Are you someone who adds hot sauce to everything from fried chicken to sweet potato fries? Do you brave the heat of the chili pepper and pick the menu item seasoned with jalapeno peppers? If you’re like me, you are loyal to spicy food around the world.  While some avoid it like the plague, you seek out the mouth-watering spice and want some recommendations for where to find them.  I recently visited an authentic Sichuan restaurant that features dried spice ingredients from Sichuan (known as Szechuan to most in North America), China, the origins of one of the most well-known cuisines in Asia.  We hear of the infamous Sichuan chicken cooked in a sweet, tangy sauce in North America, but this is not even close to what this cuisine has to offer (in fact, Sichuan chicken is a Westernized style of the original Sichuan chicken).  The cuisine is not only about the spice, but it’s a complex mélange of hot, savory, mouth-numbing peppercorn, garlic and ginger.  We call this mix, “ma la” directly translated to mouth-numbing and spicy, the two iconic traits of this cuisine.

The real Sichuan chicken features dried chili peppers, deep fried chicken and spices with no gooey sweet sauce.


Shui Zhu Niu Rou is directly translated as water-boiled beef, a misleading translation.  Not only is the dish not bland, it might just cause your eyes to water from the heat.  A better translation would be Sichuan boiled beef.

After about five minutes into trying this dish, my friend and I stopped talking.  There was a mix of pain, excitement and overwhelming spiciness that seemed to cut off our circulation.  We could only focus on sweating.  It felt like a blessing when the rice finally came to help wash down the chilli oil.


Another dish we tried was the glass vermicelli noodles.  These broad vermicelli noodles have plenty of chewiness or “al dente”, the French expression for firm to the bite.  These cold noodles were fully coated with chilli oil, ground peppercorns and garlic.  In hindsight, this would have been an excellent appetizer before hitting it home with the boiled beef dish.


We finished off the evening with this Sichuan beef in chilli oil.  This dish is another cold dish originally served with beef lungs, tripe and other organs.  However, the version we have here includes only tripe and beef slices.  This savory dish is so flavorful that just the thought of it evokes mouth-watering madness.

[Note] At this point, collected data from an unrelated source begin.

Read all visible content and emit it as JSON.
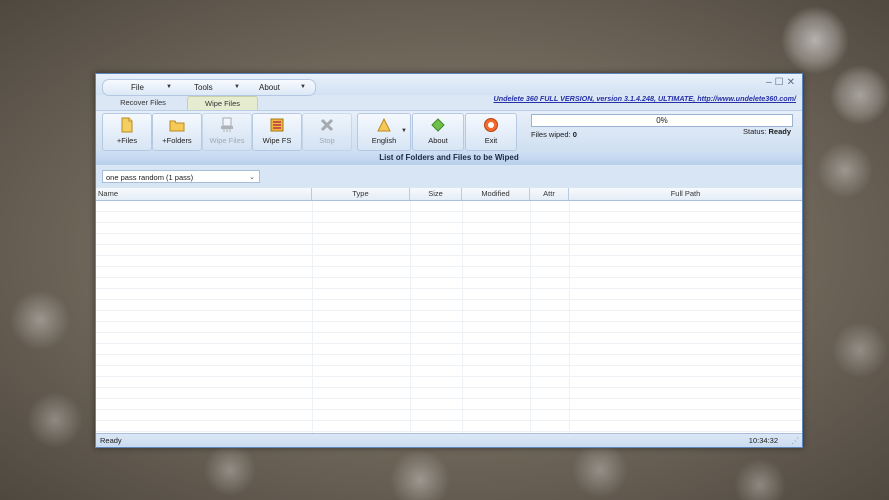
{
  "menu": [
    {
      "label": "File"
    },
    {
      "label": "Tools"
    },
    {
      "label": "About"
    }
  ],
  "tabs": [
    {
      "label": "Recover Files",
      "active": false
    },
    {
      "label": "Wipe Files",
      "active": true
    }
  ],
  "product_link": "Undelete 360 FULL VERSION, version 3.1.4.248, ULTIMATE, http://www.undelete360.com/",
  "toolbar": {
    "add_files": "+Files",
    "add_folders": "+Folders",
    "wipe_files": "Wipe Files",
    "wipe_fs": "Wipe FS",
    "stop": "Stop",
    "language": "English",
    "about": "About",
    "exit": "Exit"
  },
  "progress": {
    "text": "0%",
    "value": 0
  },
  "files_wiped": {
    "label": "Files wiped:",
    "value": "0"
  },
  "status": {
    "label": "Status:",
    "value": "Ready"
  },
  "section_title": "List of Folders and Files to be Wiped",
  "wipe_method": {
    "selected": "one pass random (1 pass)"
  },
  "columns": [
    "Name",
    "Type",
    "Size",
    "Modified",
    "Attr",
    "Full Path"
  ],
  "statusbar": {
    "left": "Ready",
    "time": "10:34:32"
  },
  "colors": {
    "accent": "#5d86bf",
    "link": "#2530a8",
    "window_bg": "#dbe7f5"
  }
}
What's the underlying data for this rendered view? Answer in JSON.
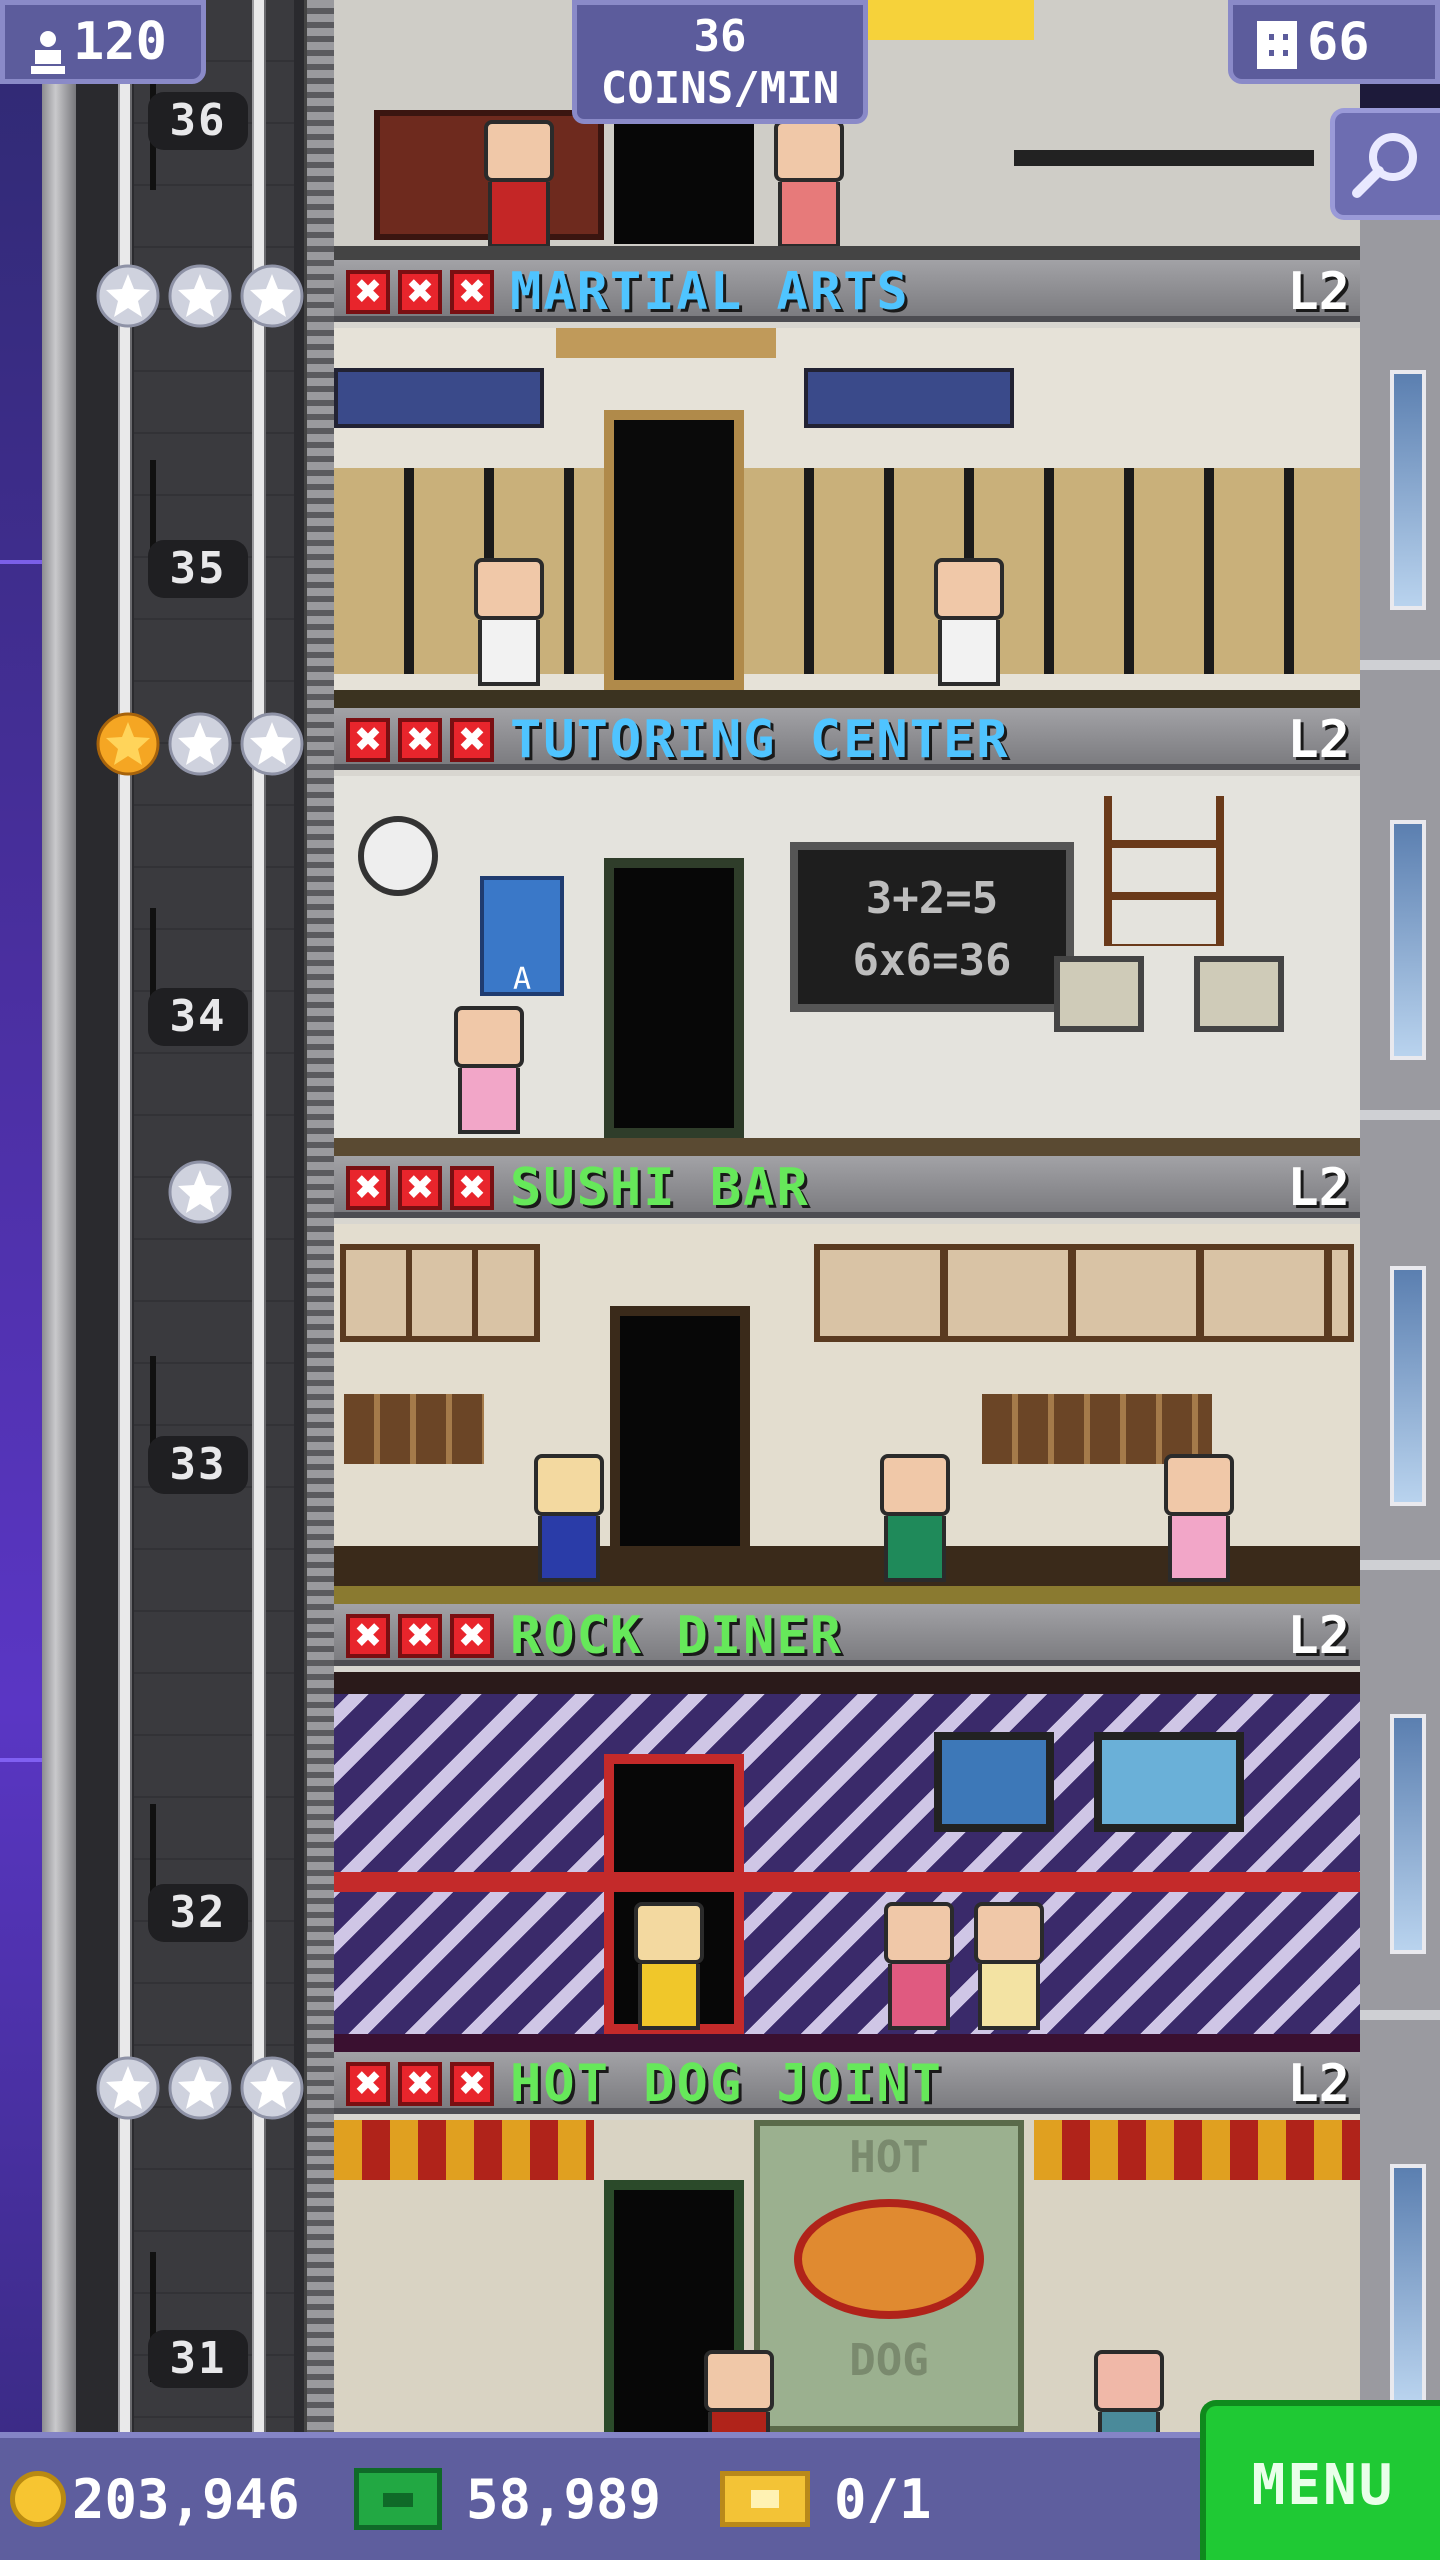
{
  "hud": {
    "population": "120",
    "coins_per_min_value": "36",
    "coins_per_min_label": "COINS/MIN",
    "floors": "66"
  },
  "floors": [
    {
      "number": "36",
      "name": "",
      "level": ""
    },
    {
      "number": "35",
      "name": "MARTIAL ARTS",
      "level": "L2",
      "name_color": "#4fc4ff",
      "stars_filled": 0,
      "stars_total": 3
    },
    {
      "number": "34",
      "name": "TUTORING CENTER",
      "level": "L2",
      "name_color": "#4fc4ff",
      "stars_filled": 1,
      "stars_total": 3
    },
    {
      "number": "33",
      "name": "SUSHI BAR",
      "level": "L2",
      "name_color": "#66e85a",
      "stars_filled": 0,
      "stars_total": 1
    },
    {
      "number": "32",
      "name": "ROCK DINER",
      "level": "L2",
      "name_color": "#66e85a",
      "stars_filled": 0,
      "stars_total": 0
    },
    {
      "number": "31",
      "name": "HOT DOG JOINT",
      "level": "L2",
      "name_color": "#66e85a",
      "stars_filled": 0,
      "stars_total": 3
    }
  ],
  "room_text": {
    "chalkboard_line1": "3+2=5",
    "chalkboard_line2": "6x6=36",
    "poster_letter": "A",
    "hotdog_sign_top": "HOT",
    "hotdog_sign_bottom": "DOG"
  },
  "bottom_bar": {
    "coins": "203,946",
    "bux": "58,989",
    "tickets": "0/1",
    "menu_label": "MENU"
  },
  "icons": [
    "population-icon",
    "floors-icon",
    "search-icon",
    "coin-icon",
    "bux-icon",
    "ticket-icon",
    "star-icon",
    "close-x-icon"
  ],
  "colors": {
    "hud_bg": "#5c5c9c",
    "menu_green": "#1fc934",
    "star_gold": "#f5a623",
    "star_silver": "#e6e6ee",
    "x_red": "#e8252c"
  }
}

If you’re looking for some adventure or spice up your mundane weekend dinner, trying a local Sichuan restaurant could change your taste buds forever (in a good way!).  Just remember that this endeavor is not for the faint-hearted.  To be safe, ask the waitress to bring an extra glass of water or extra rice and, if needed, a bottle of Zantac for potential heartburn.  At the end of the day, the experience is completely worth it.